The Darlington station has capacity to provide about 20% of Ontario’s electricity needs and has been in operation since the early 1990s. The station is approaching the mid-point of its operating life and OPG is overseeing a $12.8-billion refurbishment project.
The report calculates the impact associated with the refurbishment investment on Ontario’s economy from 2010 to 2026.
“With approximately 96% of the project’s expenditures taking place in Ontario, the refurbishment of the Darlington station would support a significant number of jobs and economic activity in Ontario in a wide range of sectors, including electric power engineering, construction, manufacturing, transportation, and financial and insurances services,” said Pedro Antunes, the Conference Board’s deputy chief economist.

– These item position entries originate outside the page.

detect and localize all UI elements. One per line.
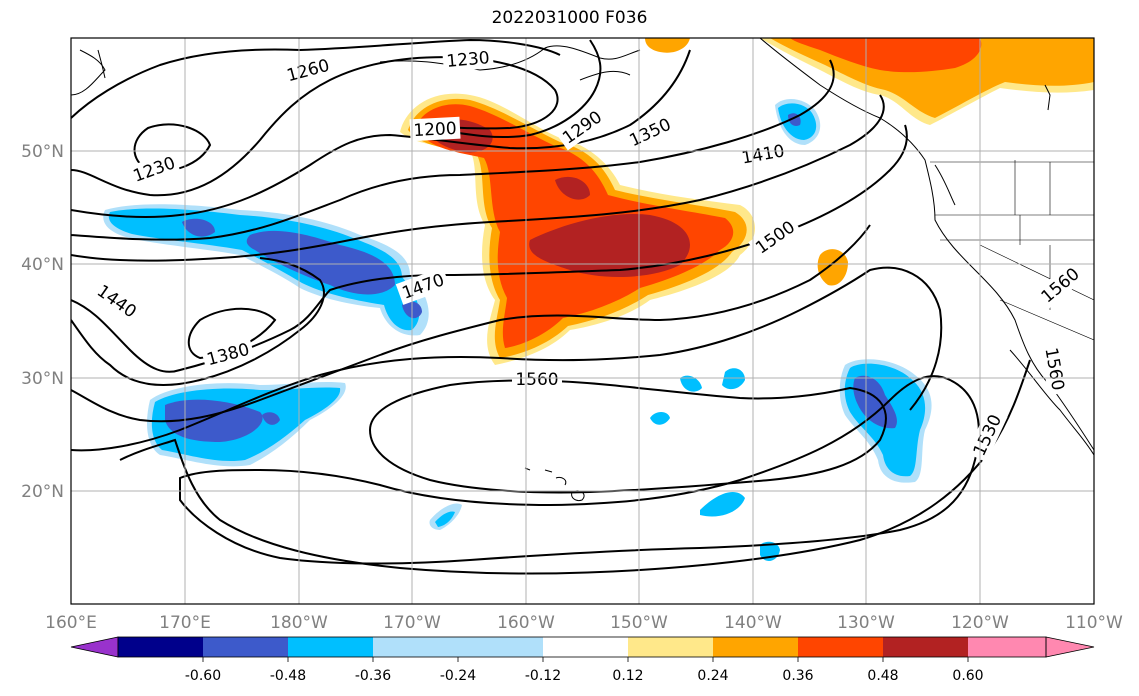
colorbar-segment: [713, 637, 798, 657]
x-tick-label: 120°W: [951, 613, 1009, 633]
colorbar-segment: [628, 637, 713, 657]
colorbar-segment: [968, 637, 1046, 657]
x-tick-label: 170°W: [383, 613, 441, 633]
y-axis-labels: 50°N 40°N 30°N 20°N: [21, 142, 64, 502]
x-tick-label: 170°E: [159, 613, 211, 633]
colorbar-tick-label: 0.48: [867, 668, 898, 684]
colorbar-segment: [118, 637, 203, 657]
colorbar-segment: [203, 637, 288, 657]
colorbar-tick-label: -0.36: [355, 668, 391, 684]
colorbar-tick-label: 0.12: [612, 668, 643, 684]
colorbar-segment: [798, 637, 883, 657]
positive-anomaly-northeast: [645, 38, 1094, 286]
colorbar-tick-label: -0.12: [525, 668, 561, 684]
x-tick-label: 140°W: [724, 613, 782, 633]
map-frame: [70, 37, 1095, 605]
colorbar-extend-low: [70, 636, 119, 658]
y-tick-label: 50°N: [21, 142, 64, 162]
colorbar-extend-high: [1045, 636, 1095, 658]
colorbar: -0.60 -0.48 -0.36 -0.24 -0.12 0.12 0.24 …: [70, 636, 1095, 684]
x-axis-labels: 160°E 170°E 180°W 170°W 160°W 150°W 140°…: [45, 613, 1123, 633]
positive-anomaly-central: [400, 93, 755, 365]
contour-label-1560-center: 1560: [515, 370, 558, 390]
colorbar-segment: [883, 637, 968, 657]
x-tick-label: 110°W: [1065, 613, 1123, 633]
colorbar-tick-label: -0.60: [185, 668, 221, 684]
colorbar-tick-label: 0.36: [782, 668, 813, 684]
coastlines: [71, 38, 1094, 456]
colorbar-segment: [543, 637, 628, 657]
colorbar-segment: [288, 637, 373, 657]
gridlines: [71, 38, 1094, 604]
contour-label-1200: 1200: [413, 119, 457, 141]
y-tick-label: 30°N: [21, 369, 64, 389]
x-tick-label: 150°W: [610, 613, 668, 633]
colorbar-tick-label: 0.60: [952, 668, 983, 684]
colorbar-tick-label: -0.48: [270, 668, 306, 684]
y-tick-label: 40°N: [21, 255, 64, 275]
colorbar-segment: [373, 637, 458, 657]
colorbar-tick-label: 0.24: [697, 668, 728, 684]
colorbar-segment: [458, 637, 543, 657]
state-borders: [930, 160, 1094, 341]
contour-label-1230-north: 1230: [446, 48, 491, 72]
x-tick-label: 180°W: [270, 613, 328, 633]
x-tick-label: 160°E: [45, 613, 97, 633]
x-tick-label: 130°W: [837, 613, 895, 633]
x-tick-label: 160°W: [497, 613, 555, 633]
y-tick-label: 20°N: [21, 482, 64, 502]
map-title: 2022031000 F036: [491, 8, 648, 28]
colorbar-tick-label: -0.24: [440, 668, 476, 684]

The analysis finds that every dollar invested in the refurbishment is expected to increase Ontario’s GDP by $1.3 due to the project’s low import content and heavy reliance on Ontario-based contractors. The refurbishment is also estimated to increase employment in Ontario by an average of 8,800 jobs from 2010 to 2026.
The impact on jobs is expected to peak at roughly 11,800 from 2014 to 2023.
Increased employment and economic activity translate into increased household income and business profit. The Conference Board said the project is expected to boost salaries and wages in Ontario by a total of $8.1 billion from 2010 to 2026.
The project would also raise pre-tax corporate profits by $2.8 billion. The higher wages and salaries will, in turn, support more household spending, which is expected to rise by an average of $439 million per year.
Over the project’s duration, federal, provincial, and municipal governments’ tax revenues are boosted by a total of $5.4 billion.
Of that total, $1.9 billion accrues to the federal government, $3.1 billion to the Ontario government (including interest payments made by OPG to the Ontario Electricity Financial Corporation), and $407 million to local municipalities.